I think there is so much more we could be doing as a nation to protect the NHS and take personal responsibility for our own health. Much of the NHS money goes towards the cost of self-inflicted illnesses caused by smoking, obesity, drugs, alcohol, various addictions, etc. I think this money would be far better spent on diseases which are not self-inflicted. I appreciate that many people resort to these things because of pressures in their lives, poor mental health and loneliness, bad life experiences especially from childhood in many cases and a huge array of other causes.
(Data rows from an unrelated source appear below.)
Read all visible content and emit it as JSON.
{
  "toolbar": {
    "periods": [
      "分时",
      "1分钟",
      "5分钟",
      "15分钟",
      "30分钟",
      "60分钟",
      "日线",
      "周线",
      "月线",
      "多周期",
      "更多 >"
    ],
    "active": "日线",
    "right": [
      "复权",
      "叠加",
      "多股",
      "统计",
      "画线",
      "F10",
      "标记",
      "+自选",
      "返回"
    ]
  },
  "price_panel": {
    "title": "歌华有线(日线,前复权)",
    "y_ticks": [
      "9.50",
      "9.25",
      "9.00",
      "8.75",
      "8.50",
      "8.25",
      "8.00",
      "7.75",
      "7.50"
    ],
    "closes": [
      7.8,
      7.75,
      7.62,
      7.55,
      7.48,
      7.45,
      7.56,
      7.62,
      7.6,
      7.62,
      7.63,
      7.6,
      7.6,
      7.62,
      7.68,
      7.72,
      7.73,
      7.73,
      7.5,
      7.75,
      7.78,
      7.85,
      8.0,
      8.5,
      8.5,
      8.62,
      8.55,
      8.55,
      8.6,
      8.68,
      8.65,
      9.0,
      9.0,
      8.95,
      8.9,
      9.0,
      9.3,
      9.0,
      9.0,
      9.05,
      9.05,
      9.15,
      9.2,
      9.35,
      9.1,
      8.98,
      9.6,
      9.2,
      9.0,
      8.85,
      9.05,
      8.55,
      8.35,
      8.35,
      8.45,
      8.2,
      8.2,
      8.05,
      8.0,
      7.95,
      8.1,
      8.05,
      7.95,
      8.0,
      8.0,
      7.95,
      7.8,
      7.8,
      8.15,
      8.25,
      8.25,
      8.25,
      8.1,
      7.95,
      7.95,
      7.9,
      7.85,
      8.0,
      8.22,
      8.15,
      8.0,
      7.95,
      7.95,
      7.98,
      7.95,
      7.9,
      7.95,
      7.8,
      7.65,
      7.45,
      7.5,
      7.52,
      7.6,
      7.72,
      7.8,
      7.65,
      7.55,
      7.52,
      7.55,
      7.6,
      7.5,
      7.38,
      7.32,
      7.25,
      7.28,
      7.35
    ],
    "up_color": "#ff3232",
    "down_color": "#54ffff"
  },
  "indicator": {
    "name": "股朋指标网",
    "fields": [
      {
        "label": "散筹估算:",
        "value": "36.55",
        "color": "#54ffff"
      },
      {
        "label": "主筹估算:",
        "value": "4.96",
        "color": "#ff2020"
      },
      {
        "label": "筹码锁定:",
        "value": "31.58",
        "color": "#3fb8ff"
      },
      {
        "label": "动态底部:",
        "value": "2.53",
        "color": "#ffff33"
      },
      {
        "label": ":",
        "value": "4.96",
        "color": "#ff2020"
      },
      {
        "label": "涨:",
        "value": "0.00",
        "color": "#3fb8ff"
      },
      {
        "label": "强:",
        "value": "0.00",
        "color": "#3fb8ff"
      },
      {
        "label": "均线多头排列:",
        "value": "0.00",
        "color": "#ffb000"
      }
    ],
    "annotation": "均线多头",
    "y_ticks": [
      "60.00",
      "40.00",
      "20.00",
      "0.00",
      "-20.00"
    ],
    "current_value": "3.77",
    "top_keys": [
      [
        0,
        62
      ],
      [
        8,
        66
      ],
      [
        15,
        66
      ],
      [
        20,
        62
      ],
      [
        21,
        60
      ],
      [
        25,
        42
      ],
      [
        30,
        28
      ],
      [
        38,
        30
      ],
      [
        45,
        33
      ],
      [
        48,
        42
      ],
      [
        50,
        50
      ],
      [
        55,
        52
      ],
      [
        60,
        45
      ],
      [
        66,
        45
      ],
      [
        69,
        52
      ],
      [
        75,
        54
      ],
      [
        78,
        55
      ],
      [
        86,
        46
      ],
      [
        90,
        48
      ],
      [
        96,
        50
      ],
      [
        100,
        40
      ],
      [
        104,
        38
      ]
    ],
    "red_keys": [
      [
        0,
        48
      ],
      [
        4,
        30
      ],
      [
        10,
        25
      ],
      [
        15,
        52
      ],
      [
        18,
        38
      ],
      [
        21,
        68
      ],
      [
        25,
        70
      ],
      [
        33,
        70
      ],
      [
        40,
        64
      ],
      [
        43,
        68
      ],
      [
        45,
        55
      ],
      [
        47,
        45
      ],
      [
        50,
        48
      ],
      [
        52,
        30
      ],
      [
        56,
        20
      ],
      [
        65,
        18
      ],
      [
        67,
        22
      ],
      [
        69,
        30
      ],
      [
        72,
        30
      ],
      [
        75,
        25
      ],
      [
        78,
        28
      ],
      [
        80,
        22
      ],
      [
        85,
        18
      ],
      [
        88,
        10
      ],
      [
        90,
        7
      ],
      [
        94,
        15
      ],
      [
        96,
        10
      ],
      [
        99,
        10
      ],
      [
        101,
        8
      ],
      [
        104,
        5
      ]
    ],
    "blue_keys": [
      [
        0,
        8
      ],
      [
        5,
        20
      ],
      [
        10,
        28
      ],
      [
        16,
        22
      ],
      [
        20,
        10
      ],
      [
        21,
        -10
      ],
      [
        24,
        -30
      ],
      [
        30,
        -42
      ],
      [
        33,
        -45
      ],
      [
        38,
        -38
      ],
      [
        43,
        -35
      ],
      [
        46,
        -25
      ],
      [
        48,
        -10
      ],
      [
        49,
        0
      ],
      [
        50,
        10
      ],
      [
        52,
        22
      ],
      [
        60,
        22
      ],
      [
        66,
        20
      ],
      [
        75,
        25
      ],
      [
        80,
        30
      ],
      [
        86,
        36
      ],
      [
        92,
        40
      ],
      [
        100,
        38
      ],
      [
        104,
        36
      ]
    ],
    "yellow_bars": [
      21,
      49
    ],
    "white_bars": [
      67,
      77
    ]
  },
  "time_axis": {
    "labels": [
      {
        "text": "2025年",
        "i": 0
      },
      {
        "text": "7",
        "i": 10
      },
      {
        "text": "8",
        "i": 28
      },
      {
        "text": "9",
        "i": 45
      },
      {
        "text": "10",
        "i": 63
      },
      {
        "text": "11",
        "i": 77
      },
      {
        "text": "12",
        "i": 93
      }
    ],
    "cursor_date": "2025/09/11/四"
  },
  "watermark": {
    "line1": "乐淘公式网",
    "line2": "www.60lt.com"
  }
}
If more of the NHS resources could be diverted to preventive measures such as early-stage counselling – prevention is better than cure as the saying goes – this would free-up vital money and other resources to improve or eradicate life-threatening illnesses, themselves often being caused by poor lifestyle choices. I believe the NHS already tries its very best to divert people away from addictive behaviour but, again, it’s up to each and everyone of us to do our best to cut back on things where we know it could lead to poor health outcomes.
I like a glass of wine as much as anyone, and I know I eat too much on occasions, but I want to lead a long and healthy life without pain so I try my best to temper it and be sensible most of the time. It’s not always easy but, when I look round and see middle-aged people suffering from physical impairments which might have been caused by activities which could have been avoided, it really does break my heart. We all need to think about the long-term consequences of our actions and especially of the reduced life-span which some of these activities could entail.
The NHS is precious. The resources which go into it are precious. Life itself is very precious. Let’s not abuse any of them by squandering them – it just needs us all to take a bit more responsibility for our own health wherever possible. The NHS is a national treasure – let’s not waste it.